Die Axpo verheimlicht das Ausmass ihrer Wettgeschäfte
Der Strommarkt ist kompliziert. Gerade deshalb sollten Bürgerinnen und Bürger möglichst verständlich informiert werden, damit sie sich eine Meinung bilden können. Schliesslich setzt der Bundesrat Steuergelder aufs Spiel, wenn er dem Stromkonzern Axpo eine Kreditlimite von über vier Milliarden Franken gewährt. Der Kredit würde laut Bundesrat «nachhaltig» vergeben. Das heisst im Verlustfall, dass der Bund als allerletzter der Gläubiger Geld zurückerhalten würde.
Das Geschäftsmodell und die Geschäftspraxis der Axpo (und anderer grosser Stromkonzerne) sind in folgende Rahmenbedingungen eingebettet:
- Die Preise von Strom schwanken an der Börse viel mehr als früher.
- Die Axpo will ihren selber produzierten Strom möglichst im Voraus zu einem vereinbarten Preis verkaufen, um so eine Planungs- und Investitionssicherheit zu haben.
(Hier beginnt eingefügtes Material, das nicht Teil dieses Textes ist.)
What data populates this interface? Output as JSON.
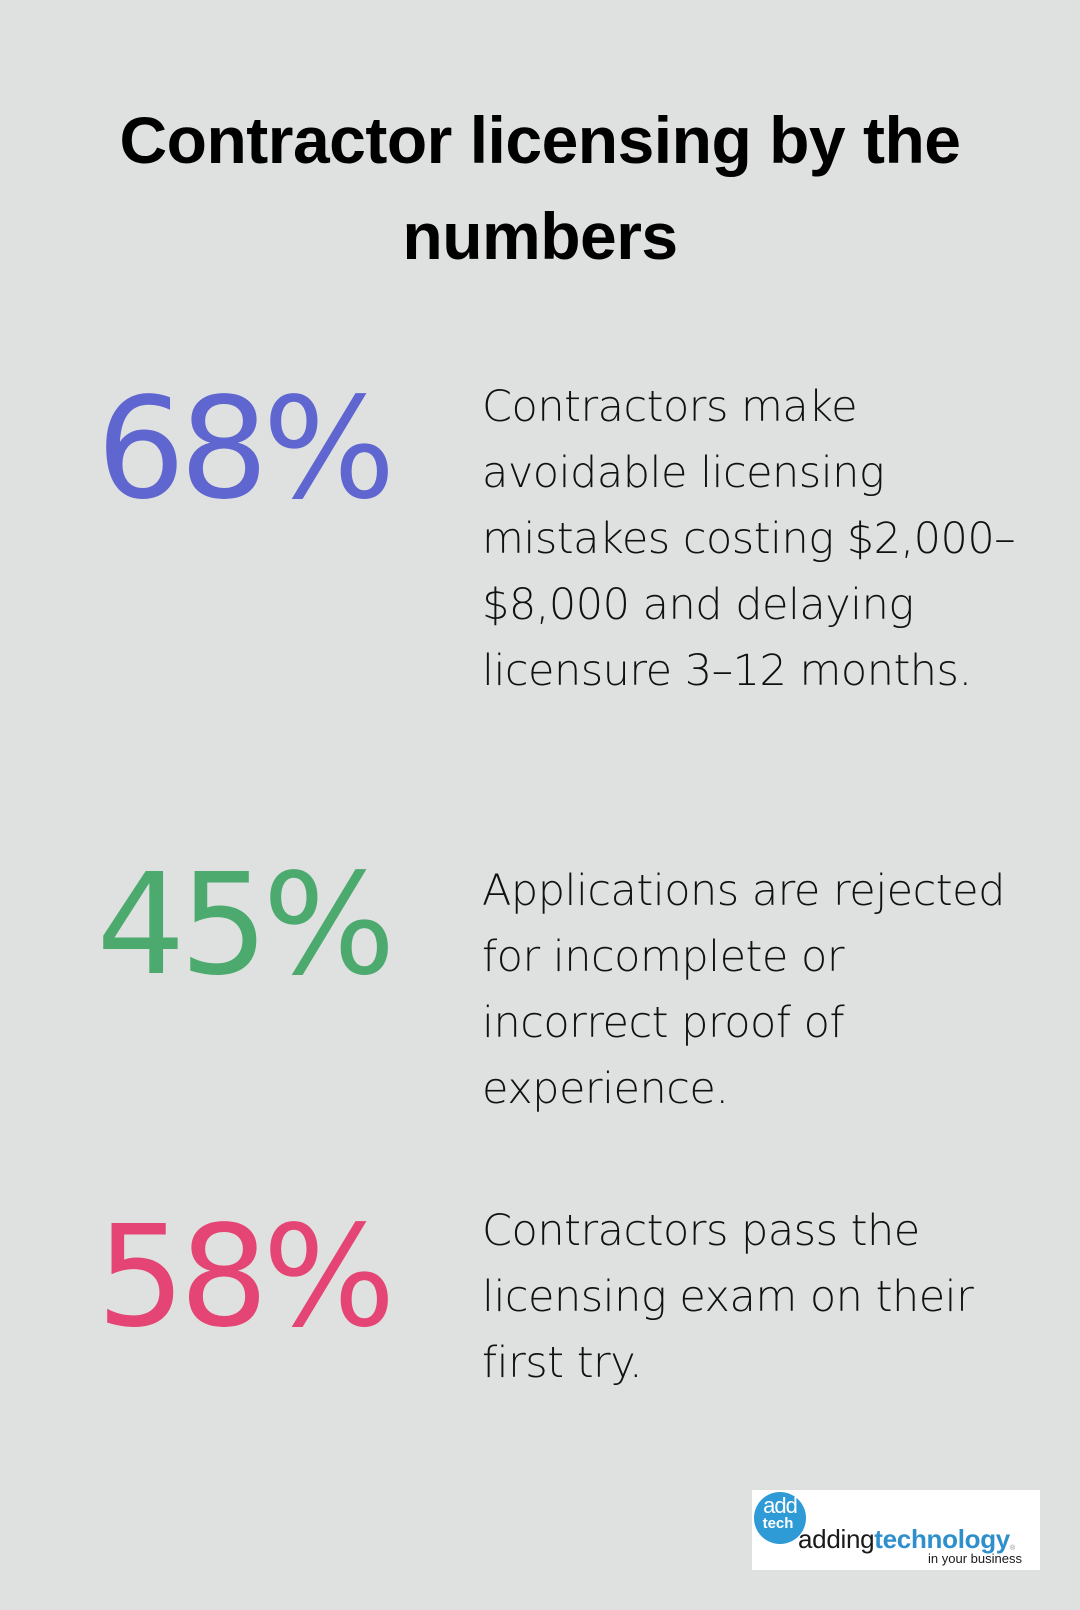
{
  "header": {
    "title": "Contractor licensing by the numbers"
  },
  "stats": [
    {
      "value": "68%",
      "color": "#6066d0",
      "description": "Contractors make avoidable licensing mistakes costing $2,000–$8,000 and delaying licensure 3–12 months."
    },
    {
      "value": "45%",
      "color": "#4caa6e",
      "description": "Applications are rejected for incomplete or incorrect proof of experience."
    },
    {
      "value": "58%",
      "color": "#e44574",
      "description": "Contractors pass the licensing exam on their first try."
    }
  ],
  "logo": {
    "badge_top": "add",
    "badge_bottom": "tech",
    "wordmark_light": "adding",
    "wordmark_bold": "technology",
    "registered": "®",
    "tagline": "in your business",
    "brand_color": "#2e9ad6"
  },
  "colors": {
    "background": "#dfe1e0",
    "title": "#000000",
    "body_text": "#111111"
  }
}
- Die Axpo könnte ihren Strom, den sie in den Jahren 2023, 2024 und 2025 voraussichtlich produzieren kann, zum Voraus zu einem vereinbarten Preis an ihre Schweizer Endkunden verkaufen. Sofern die Axpo die verkaufte Menge dann tatsächlich produzieren kann, wäre dies ein risikoloses Geschäft. Doch die meisten Schweizer Kunden der Axpo wollen ihren Strombedarf nicht so lange im Voraus absichern oder sie sind nicht in der Lage dazu.
- Um den selbst produzierten Strom trotzdem zum Voraus zu einem vereinbarten Preis verkaufen zu können, verkauft die Axpo sämtlichen Strom, den sie an ihre Abnehmer in der Schweiz nicht zum Voraus verkaufen kann, stattdessen mit einem Termingeschäft an der Börse an meist ausländische Käufer. Bei einem Termingeschäft erfolgt Lieferung und Bezahlung am vereinbarten zukünftigen Termin. Die Axpo schreibt dazu: «Die Axpo muss ihre Produktion aus Schweizer Kraftwerken von rund 25 TWh pro Jahr über den Grosshandel verkaufen und sichert deren Preis bis zu drei Jahre im Voraus ab.»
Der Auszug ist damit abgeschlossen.